Acórdão nº 2014/19.8T8PDL.L1.S1 de Supremo Tribunal de Justiça (Portugal), 12 de Janeiro de 2022

Magistrado ResponsávelJOÃO CURA MARIANO
Data da Resolução12 de Janeiro de 2022
EmissorSupremo Tribunal de Justiça (Portugal)

Autora: Decisões e Soluções – Mediação Imobiliária, Limitada Ré: AA * I – Relatório A Autora propôs ação declarativa, com processo comum, contra a Ré, alegando, em síntese, ter celebrado com esta em 18.10.2018 um contrato de subagência, com pacto de exclusividade e não concorrência, no qual acordaram na fixação de uma cláusula penal de 50.000,00€, pela sua violação, tendo a Ré em 18.03.2019 cessado, unilateralmente, o contrato e passado a prestar os mesmos serviços para outra rede imobiliária, violando a obrigação de não concorrência expressamente acordada.

Concluiu, pedindo a condenação da Ré a pagar-lhe € 50.000,00, acrescidos de juros de mora legais desde a citação.

A Ré contestou, alegando, em síntese, o seguinte: - A Ré não teve qualquer intervenção na redação do contrato, tendo o mesmo lhe sido apresentado já redigido, pelo que se limitou a assiná-lo, sem que tenha sido informada do seu teor.

- Apesar de ter começado a trabalhar para outra agência imobiliária, após a cessação do contrato com a Autora, nunca tirou partido de qualquer know how adquirido quando trabalhava com a Autora, até porque não teve qualquer formação.

- A cláusula de não concorrência é nula, por violação do regime das cláusulas contratuais gerais e por não ter sido acordada qualquer compensação.

Concluiu pela improcedência da ação.

Realizou-se audiência de julgamento, tendo sido proferida sentença que julgou a ação improcedente, tendo absolvido a Ré do pedido formulado.

A Autora recorreu desta decisão para o Tribunal da Relação que, por acórdão proferido em Conferência, confirmando anterior decisão sumária do Desembargador Relator, revogou a decisão da 1.ª instância, tendo julgado a ação procedente e condenado a Ré no peticionado.
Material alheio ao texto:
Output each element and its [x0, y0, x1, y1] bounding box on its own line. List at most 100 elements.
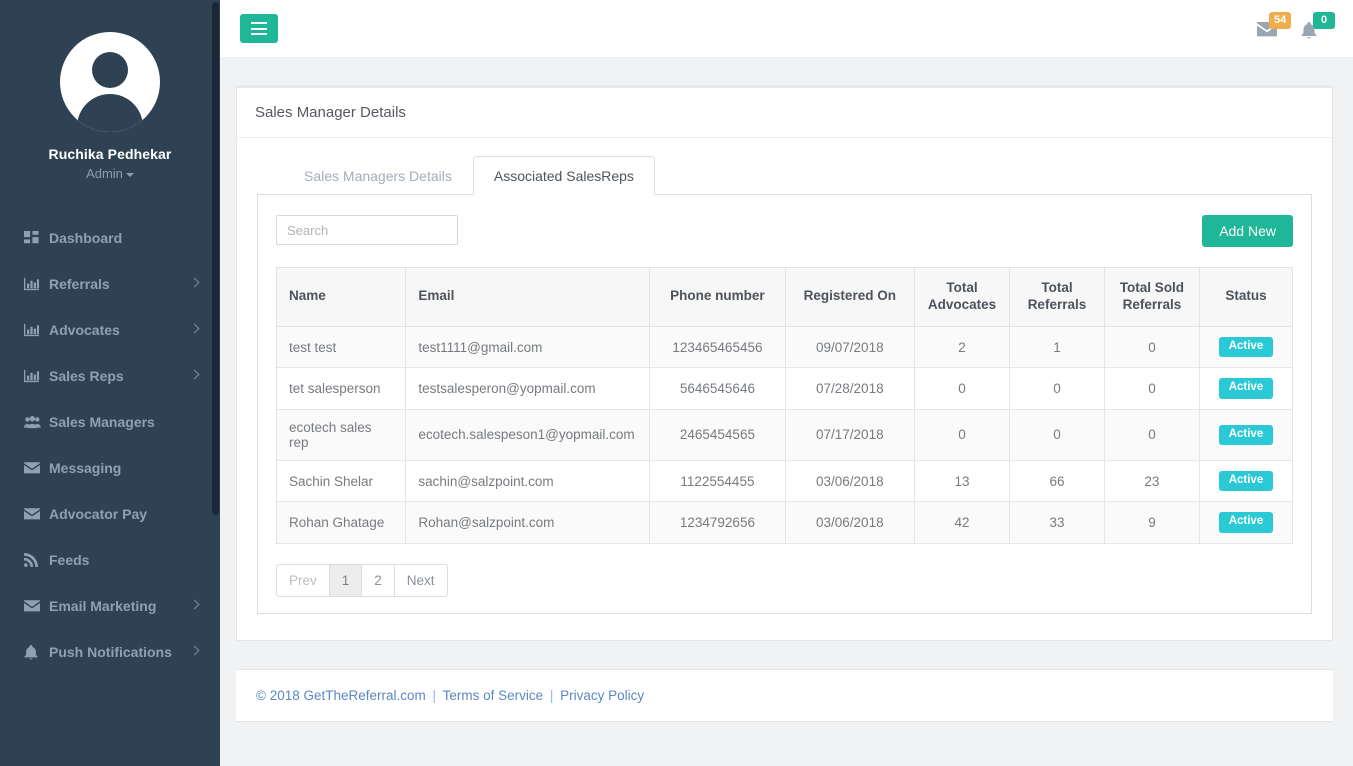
pagination-page-2[interactable]: 2	[362, 563, 395, 598]
envelope-icon	[24, 600, 46, 612]
sidebar-item-advocator-pay[interactable]: Advocator Pay	[0, 491, 220, 537]
notifications-button[interactable]: 0	[1293, 12, 1337, 46]
column-header-name[interactable]: Name	[275, 267, 407, 327]
cell-phone: 1234792656	[649, 501, 786, 544]
chevron-right-icon	[189, 323, 200, 334]
column-header-registered-on[interactable]: Registered On	[784, 267, 915, 327]
cell-total-referrals: 0	[1008, 367, 1105, 410]
status-badge[interactable]: Active	[1218, 470, 1274, 492]
cell-status: Active	[1198, 501, 1294, 544]
page-title: Sales Manager Details	[237, 88, 1332, 138]
hamburger-icon[interactable]	[240, 14, 278, 43]
sidebar-item-label: Messaging	[49, 460, 122, 476]
envelope-icon	[24, 462, 46, 474]
sidebar-item-email-marketing[interactable]: Email Marketing	[0, 583, 220, 629]
cell-registered-on: 03/06/2018	[784, 501, 915, 544]
sidebar-item-dashboard[interactable]: Dashboard	[0, 215, 220, 261]
terms-of-service-link[interactable]: Terms of Service	[443, 688, 544, 703]
status-badge[interactable]: Active	[1218, 378, 1274, 399]
add-new-button[interactable]: Add New	[1202, 215, 1293, 247]
cell-status: Active	[1198, 325, 1294, 369]
cell-phone: 123465465456	[649, 325, 786, 369]
cell-name: Sachin Shelar	[275, 459, 407, 503]
sidebar-item-sales-reps[interactable]: Sales Reps	[0, 353, 220, 399]
salesreps-table: Name Email Phone number Registered On To…	[275, 267, 1294, 544]
sidebar-item-label: Dashboard	[49, 230, 123, 246]
cell-total-advocates: 0	[913, 408, 1010, 461]
status-badge[interactable]: Active	[1218, 512, 1274, 533]
table-toolbar: Add New	[276, 215, 1293, 247]
cell-email: ecotech.salespeson1@yopmail.com	[405, 408, 651, 461]
sidebar-item-label: Push Notifications	[49, 644, 172, 660]
pagination-page-1[interactable]: 1	[329, 563, 363, 598]
cell-total-advocates: 0	[913, 367, 1010, 410]
cell-total-advocates: 42	[913, 501, 1010, 544]
chevron-right-icon	[189, 645, 200, 656]
sidebar-item-push-notifications[interactable]: Push Notifications	[0, 629, 220, 675]
column-header-total-referrals[interactable]: Total Referrals	[1008, 267, 1105, 327]
sidebar-item-advocates[interactable]: Advocates	[0, 307, 220, 353]
sidebar-item-label: Email Marketing	[49, 598, 157, 614]
chevron-right-icon	[189, 599, 200, 610]
cell-total-referrals: 33	[1008, 501, 1105, 544]
chevron-right-icon	[189, 277, 200, 288]
tab-associated-salesreps[interactable]: Associated SalesReps	[472, 156, 655, 195]
cell-email: sachin@salzpoint.com	[405, 459, 651, 503]
sidebar-scrollbar[interactable]	[212, 0, 220, 766]
topbar: 54 0	[220, 0, 1353, 57]
sidebar-item-label: Sales Managers	[49, 414, 155, 430]
profile-role-dropdown[interactable]: Admin	[0, 166, 220, 181]
cell-total-advocates: 2	[913, 325, 1010, 369]
pagination: Prev 1 2 Next	[276, 563, 448, 598]
hamburger-bar	[251, 22, 267, 25]
cell-status: Active	[1198, 367, 1294, 410]
column-header-phone-number[interactable]: Phone number	[649, 267, 786, 327]
envelope-icon	[24, 508, 46, 520]
column-header-total-sold-referrals[interactable]: Total Sold Referrals	[1103, 267, 1200, 327]
column-header-total-advocates[interactable]: Total Advocates	[913, 267, 1010, 327]
status-badge[interactable]: Active	[1218, 424, 1274, 445]
cell-status: Active	[1198, 408, 1294, 461]
table-row[interactable]: ecotech sales rep ecotech.salespeson1@yop…	[275, 408, 1294, 461]
table-row[interactable]: Rohan Ghatage Rohan@salzpoint.com 12347926…	[275, 501, 1294, 544]
avatar-head-shape	[92, 52, 128, 88]
column-header-email[interactable]: Email	[405, 267, 651, 327]
sidebar-item-feeds[interactable]: Feeds	[0, 537, 220, 583]
privacy-policy-link[interactable]: Privacy Policy	[560, 688, 644, 703]
messages-button[interactable]: 54	[1249, 12, 1293, 46]
cell-name: test test	[275, 325, 407, 369]
table-row[interactable]: tet salesperson testsalesperon@yopmail.co…	[275, 367, 1294, 410]
sidebar-item-messaging[interactable]: Messaging	[0, 445, 220, 491]
pagination-prev[interactable]: Prev	[276, 563, 330, 598]
table-row[interactable]: Sachin Shelar sachin@salzpoint.com 1122554…	[275, 459, 1294, 503]
sidebar-item-referrals[interactable]: Referrals	[0, 261, 220, 307]
tab-sales-managers-details[interactable]: Sales Managers Details	[283, 156, 473, 195]
sidebar-scrollbar-thumb[interactable]	[212, 2, 219, 515]
grid-icon	[24, 230, 46, 246]
column-header-status[interactable]: Status	[1198, 267, 1294, 327]
cell-total-sold-referrals: 9	[1103, 501, 1200, 544]
sales-manager-details-panel: Sales Manager Details Sales Managers Det…	[236, 85, 1333, 642]
cell-email: Rohan@salzpoint.com	[405, 501, 651, 544]
pagination-next[interactable]: Next	[394, 563, 448, 598]
avatar-body-shape	[77, 94, 143, 132]
chevron-right-icon	[189, 369, 200, 380]
bar-chart-icon	[24, 277, 46, 292]
footer-separator: |	[549, 688, 554, 704]
notifications-badge: 0	[1313, 12, 1335, 29]
sidebar-item-label: Sales Reps	[49, 368, 124, 384]
rss-icon	[24, 553, 46, 567]
main-content: Sales Manager Details Sales Managers Det…	[220, 57, 1353, 766]
profile-role-label: Admin	[86, 166, 123, 181]
profile-name: Ruchika Pedhekar	[48, 146, 172, 162]
sidebar-item-sales-managers[interactable]: Sales Managers	[0, 399, 220, 445]
cell-total-referrals: 66	[1008, 459, 1105, 503]
table-row[interactable]: test test test1111@gmail.com 123465465456 0…	[275, 325, 1294, 369]
messages-badge: 54	[1269, 12, 1292, 29]
status-badge[interactable]: Active	[1218, 336, 1274, 358]
cell-total-sold-referrals: 0	[1103, 325, 1200, 369]
cell-name: tet salesperson	[275, 367, 407, 410]
avatar	[60, 32, 160, 132]
table-header-row: Name Email Phone number Registered On To…	[275, 267, 1294, 327]
search-input[interactable]	[276, 215, 458, 245]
A Ré recorreu desta decisão para o Supremo Tribunal de Justiça, tendo concluído as suas alegações do seguinte modo:

  1. O acórdão do Venerando Tribunal da Relação ... que confirmou o teor da decisão singular impugnada e que, consequentemente, decidiu revogar a douta sentença de 12-02-2020 do Tribunal Judicial da Comarca ... – Juízo Local Cível ... – Juiz ... que julgou improcedente a ação instaurada contra a aqui recorrida, substituindo-a por decisão que determina a validade da cláusula de não concorrência estipulada em contrato de agência, sem contrapartida de compensação a favor da agente/subagente e, consequentemente, condenando a mesma no pagamento à apelante de uma indemnização de 50.000,00€ (cinquenta mil euros), a título de cláusula penal, pela violação da obrigação de não concorrência, acrescida de juros de mora desde a sua citação, padece de grave erro de interpretação jurídica, não só a decorrente do regime jurídico do contrato de agência, como também do sistema jurídico, como um todo unitário e indivisível.
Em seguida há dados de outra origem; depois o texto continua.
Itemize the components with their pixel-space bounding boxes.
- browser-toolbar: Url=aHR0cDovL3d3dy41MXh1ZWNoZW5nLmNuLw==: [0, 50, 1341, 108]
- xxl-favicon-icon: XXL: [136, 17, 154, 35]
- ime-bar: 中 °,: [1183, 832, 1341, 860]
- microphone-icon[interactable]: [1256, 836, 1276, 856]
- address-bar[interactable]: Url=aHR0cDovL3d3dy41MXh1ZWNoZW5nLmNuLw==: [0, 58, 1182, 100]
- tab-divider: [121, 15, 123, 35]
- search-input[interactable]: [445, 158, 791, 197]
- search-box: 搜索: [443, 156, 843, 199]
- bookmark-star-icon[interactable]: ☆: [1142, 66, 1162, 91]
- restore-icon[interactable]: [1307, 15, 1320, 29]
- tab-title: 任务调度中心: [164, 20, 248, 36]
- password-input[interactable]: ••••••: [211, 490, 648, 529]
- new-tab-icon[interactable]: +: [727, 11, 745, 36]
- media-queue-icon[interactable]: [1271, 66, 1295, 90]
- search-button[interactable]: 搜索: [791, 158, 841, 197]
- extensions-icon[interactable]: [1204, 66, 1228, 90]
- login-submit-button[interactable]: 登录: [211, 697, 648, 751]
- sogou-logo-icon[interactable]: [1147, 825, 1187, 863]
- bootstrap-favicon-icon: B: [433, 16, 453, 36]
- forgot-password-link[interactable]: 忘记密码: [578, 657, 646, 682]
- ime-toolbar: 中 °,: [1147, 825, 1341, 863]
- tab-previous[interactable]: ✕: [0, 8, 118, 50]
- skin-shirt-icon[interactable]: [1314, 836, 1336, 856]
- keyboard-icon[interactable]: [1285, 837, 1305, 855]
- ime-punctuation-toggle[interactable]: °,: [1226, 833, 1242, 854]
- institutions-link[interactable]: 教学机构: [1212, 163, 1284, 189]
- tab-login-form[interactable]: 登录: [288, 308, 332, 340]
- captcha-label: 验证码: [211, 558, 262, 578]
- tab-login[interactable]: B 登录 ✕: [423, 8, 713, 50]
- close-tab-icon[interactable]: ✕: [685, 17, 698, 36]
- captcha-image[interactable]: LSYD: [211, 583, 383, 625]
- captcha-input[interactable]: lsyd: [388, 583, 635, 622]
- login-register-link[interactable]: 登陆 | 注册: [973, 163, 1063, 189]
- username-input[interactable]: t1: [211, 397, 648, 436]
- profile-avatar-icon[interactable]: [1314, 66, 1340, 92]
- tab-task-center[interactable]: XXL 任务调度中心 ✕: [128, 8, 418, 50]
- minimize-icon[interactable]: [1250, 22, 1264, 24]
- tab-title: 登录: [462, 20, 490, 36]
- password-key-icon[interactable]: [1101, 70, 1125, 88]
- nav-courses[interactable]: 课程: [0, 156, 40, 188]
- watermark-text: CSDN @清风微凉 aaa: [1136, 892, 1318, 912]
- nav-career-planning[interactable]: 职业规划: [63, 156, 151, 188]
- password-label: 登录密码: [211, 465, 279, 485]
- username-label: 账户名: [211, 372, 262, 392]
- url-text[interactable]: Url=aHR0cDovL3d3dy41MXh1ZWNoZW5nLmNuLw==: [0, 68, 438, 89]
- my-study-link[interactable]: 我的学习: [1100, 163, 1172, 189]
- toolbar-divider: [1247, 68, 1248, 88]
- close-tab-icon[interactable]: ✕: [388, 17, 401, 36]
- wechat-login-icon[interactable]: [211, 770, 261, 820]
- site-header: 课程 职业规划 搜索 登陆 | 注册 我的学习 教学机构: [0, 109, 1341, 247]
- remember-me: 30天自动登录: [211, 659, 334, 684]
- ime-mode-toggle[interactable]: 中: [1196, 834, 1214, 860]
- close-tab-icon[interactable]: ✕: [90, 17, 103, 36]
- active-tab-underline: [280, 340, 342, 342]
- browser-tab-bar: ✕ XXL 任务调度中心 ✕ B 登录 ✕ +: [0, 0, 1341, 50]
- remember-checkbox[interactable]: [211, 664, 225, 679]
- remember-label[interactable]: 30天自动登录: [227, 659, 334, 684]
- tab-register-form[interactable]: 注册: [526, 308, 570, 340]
  2. Salvo melhor opinião, o acórdão em causa viola a lei substantiva, na medida em que se traduz em flagrante erro de interpretação e aplicação das normas jurídicas aplicáveis decorrentes do “Regime Jurídico do Contrato de Agência”, instituído pelo Decreto Lei nº 178/86 de 3 de Julho.

  3. O erro de interpretação de tal regime consiste na não interpretação, de forma unitária e conciliadora, do disposto no artigo 9º e alínea g) do artigo 13º do Decreto-Lei nº 178/86, de 3 de Julho.

  4. Acresce que a condenação no pagamento de uma indemnização, a título de cláusula penal, pela violação do pacto de não concorrência, deverá levar em linha de conta a verificação “in casu” das razões materiais subjacentes à mesma, sujeitas a um juízo valorativo de acordo com o sistema jurídico global, sujeito aos princípios jurídicos constitucionais de necessidade, adequação e proporcionalidade.

  5. A falta de estipulação de uma compensação, pela obrigação de não concorrência após a cessação do contrato, desvirtua a natureza “onerosa e sinalagmática” do pacto de não concorrência, o que, salvo melhor opinião, deverá conduzir à nulidade do mesmo e, consequentemente, da cláusula penal a ele associado.

  6. Acresce que independentemente da natureza do contrato, a génese ou razão de ser da fixação de cláusula penal para o caso de violação do pacto de exclusividade e/ou não concorrência, reside no ressarcimento do investimento formativo levado a cabo pela autora, com transmissão de “know-how” especializado, o que, no caso “sub judice” não resultou provado.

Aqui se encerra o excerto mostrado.